Since I intend to do more editing, and other Icon/CoX related projects I thought it would be a good idea to have a thread to keep it all together. It felt like I was just hijacking
Fennec's thread with this stuff before.
So first up, here's the
ape face, complete with bump map now:
DOWNLOADIt looks like this:
The eye sockets are heavily shadowed because I defined the brow with such a stark angle, but with light from below that reverses. The texture is bald and has no fur on the neck, so it could be used for some other looks. The eyes have a reflection map that occasionally catches the light.
And here's another link for the
male metallic chest:
DOWNLOADMore to come on that whole set, and I've already posted what it looks like.
I know it's not an issue yet, but give some consideration on how this could be deployed ala a Mod. I am also thinking standardized format for pics illustrating the costume pieces and the like. I'm raising this here because this is the first place I've seen the kind of activity that might conceivably become fodder for a community mods for Icon.
I'm thinking a self extracting zip file that loads the pieces where they need to be and either updates the costume piece list or replaces it. (updating would make the file smaller I expect)...

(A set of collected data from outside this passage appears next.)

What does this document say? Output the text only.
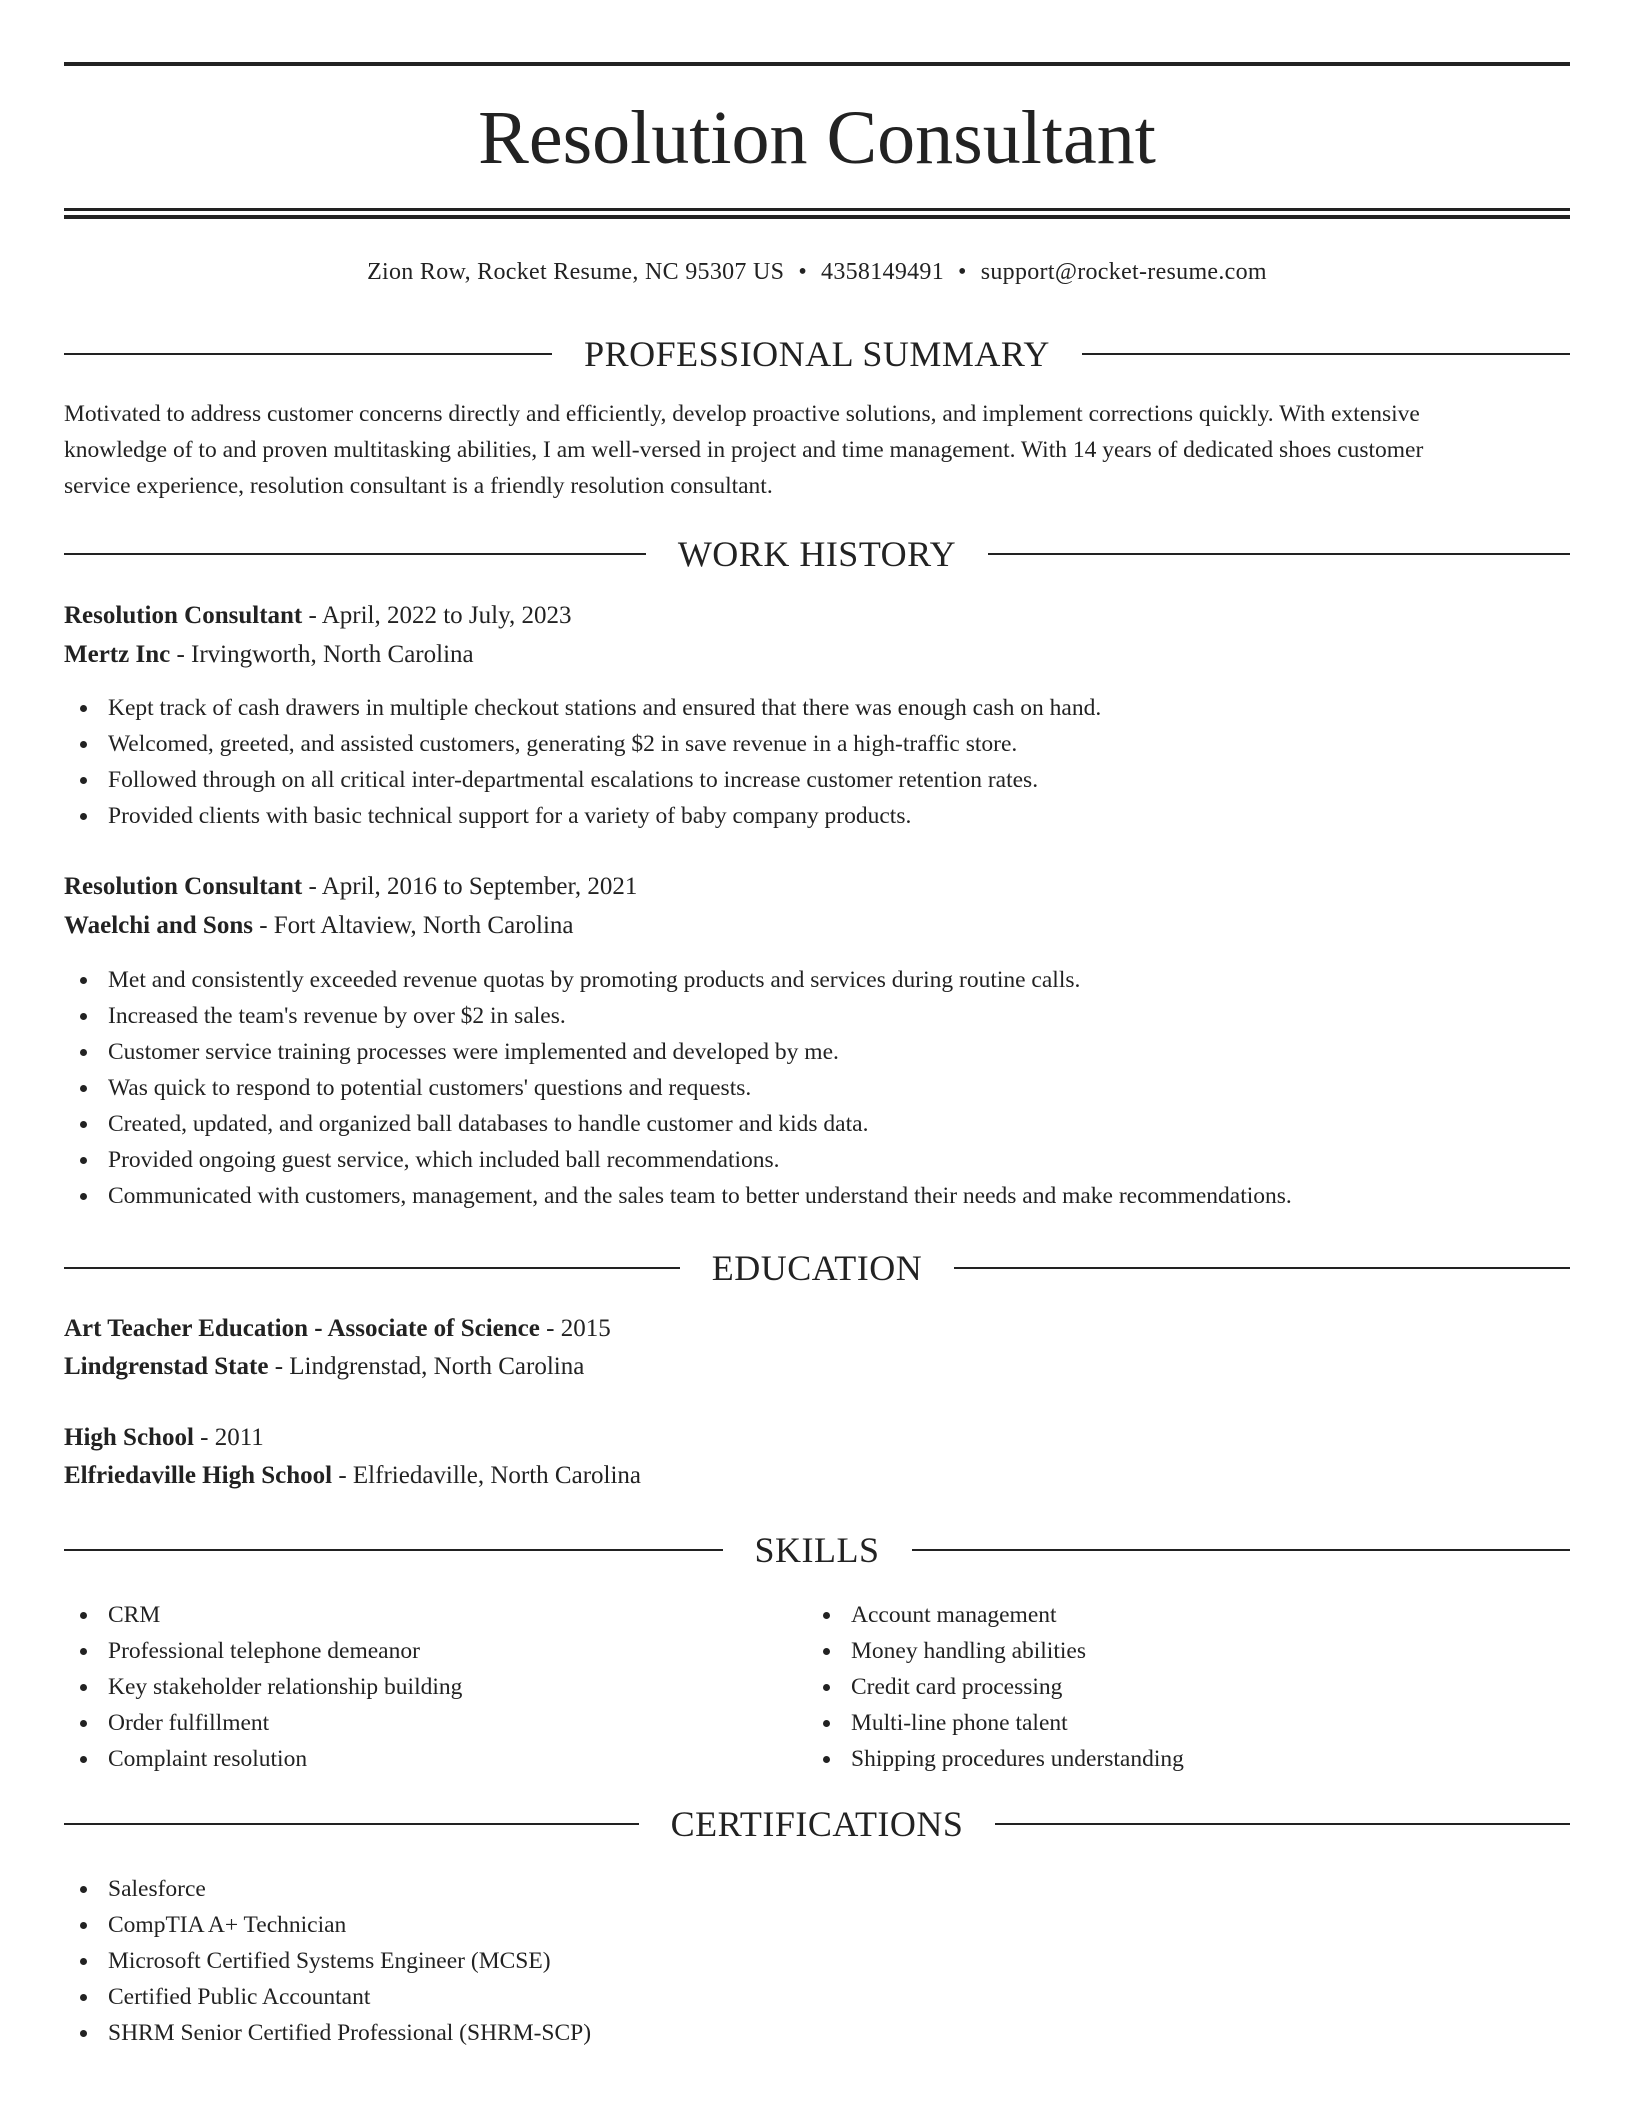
Resolution Consultant
Zion Row, Rocket Resume, NC 95307 US • 4358149491 • support@rocket-resume.com
PROFESSIONAL SUMMARY
Motivated to address customer concerns directly and efficiently, develop proactive solutions, and implement corrections quickly. With extensive
knowledge of to and proven multitasking abilities, I am well-versed in project and time management. With 14 years of dedicated shoes customer
service experience, resolution consultant is a friendly resolution consultant.
WORK HISTORY
Resolution Consultant - April, 2022 to July, 2023
Mertz Inc - Irvingworth, North Carolina
Kept track of cash drawers in multiple checkout stations and ensured that there was enough cash on hand.
Welcomed, greeted, and assisted customers, generating $2 in save revenue in a high-traffic store.
Followed through on all critical inter-departmental escalations to increase customer retention rates.
Provided clients with basic technical support for a variety of baby company products.
Resolution Consultant - April, 2016 to September, 2021
Waelchi and Sons - Fort Altaview, North Carolina
Met and consistently exceeded revenue quotas by promoting products and services during routine calls.
Increased the team's revenue by over $2 in sales.
Customer service training processes were implemented and developed by me.
Was quick to respond to potential customers' questions and requests.
Created, updated, and organized ball databases to handle customer and kids data.
Provided ongoing guest service, which included ball recommendations.
Communicated with customers, management, and the sales team to better understand their needs and make recommendations.
EDUCATION
Art Teacher Education - Associate of Science - 2015
Lindgrenstad State - Lindgrenstad, North Carolina
High School - 2011
Elfriedaville High School - Elfriedaville, North Carolina
SKILLS
CRM
Professional telephone demeanor
Key stakeholder relationship building
Order fulfillment
Complaint resolution
Account management
Money handling abilities
Credit card processing
Multi-line phone talent
Shipping procedures understanding
CERTIFICATIONS
Salesforce
CompTIA A+ Technician
Microsoft Certified Systems Engineer (MCSE)
Certified Public Accountant
SHRM Senior Certified Professional (SHRM-SCP)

Yeah, probably a mod installer client could be done. Something like those front-ends for the Elder Scrolls games. TonyV might even be able to add mod installing/management functionality to his pigg viewer.
For now I will be distributing each bit in it's own rar file with the directory structure included (from "data" up). This should make installation easy enough for the moment.
(click for full res)Something I realized by looking at all the costumes I have stored (this is only a relative handful): the real key to City of Heroes' character creator flexibility is not that there are lots of specific parts, but that so much of what is there is very simple. The best parts are the simple ones that can be combined creatively, using scaling and color to achieve unique compounds, not the highly detailed and therefore
too specific bits. Although the improvements to texture sizes and detail make a lot of the later parts prettier, they just aren't as widely useful.
But, the cool thing about modding textures is that radically different things could be done with those later, highly detailed assets. It looks like a lot is defined by the texture and normal maps, and the recent files are often quite large.